Hillside Pools also hired an operations manager in August 2021 to provide greater inventory oversight and additional insight into the company’s profit margins. “How is sustained inflation really affecting that case of chlorine that’s going out the door? Are we selling it at the proper price? Are we competitive in our pricing with the big box stores and other pool dealers locally? Those are the kinds of things the new position will help us with,” Hill says. “It’s something we talked about for several years, and with inflation, we needed to just buckle down and hire for it.”
Keeping the Faith: ‘We’re Going to Be Okay’
It’s not business as usual, but both Richard and Hill are prepared to continue doing what they must in order to meet the challenges of rising inflation and everything that goes with it — including an ongoing supply shortage.
“One of the reasons we’ve been able to hold on is because we’ve ‘red labeled’ some of our tubs; we won’t sell them. Customers have to order them, because we need to keep the showroom models,” Richard says. “We normally would sell what we had in stock, because we could get a new product within two or three weeks. Now it’s an eight-month lead time. We don’t want to have our showroom empty.
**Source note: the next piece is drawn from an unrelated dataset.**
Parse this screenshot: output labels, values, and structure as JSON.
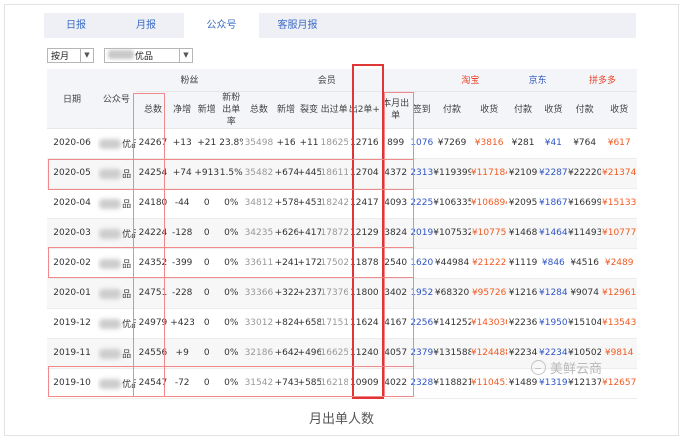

I know of a few businesses that sold everything they had in their showroom, and then people walk in and see an empty floor.”
Richard’s Total Backyard Solutions stores have designated about half of the showroom stock as “floor-model-only” status, which has helped maintain inventory and drive sales — even at higher prices.
“Right now, there is demand,” Hill says, adding that Hillside has a long list of customers who signed a “scheduling agreement” and put $500 down to reserve a delivery or construction spot for as far as two years out. “As long as supply and demand sustain this inflation, I think we’re going to be okay.”
But how long will pool and spa retailers need to settle for just “okay?” Economists say this round of inflation can’t last forever, but it won’t disappear by spring either.
“We need a lot of humility talking about how long this lasts,” Jason Furman, former chair of the Council of Economic Advisors during the Obama administration, told the Associated Press in November. “I think it’s with us for a while. The inflation rate is going to come down from [2021’s] blistering pace, but it’s still going to be very, very high compared to the historical norms we have been used to.”
That said, pool and spa retailers are optimistic that better times are on the way.
“I think supply chains are going to catch up in 2022, so that we start seeing a lowering of prices,” Richard predicts, while Hill believes significant improvements in the cost of goods and services won’t happen until 2023.
“I don’t foresee any change in 2022,” she says. “I think we’re going to continue to see high inflation. And as long as the costs to us keep increasing, we’re going to have to pass those increases along to the customer. But I hope to see some improvements in 2023; we’ve always got to be hopeful.”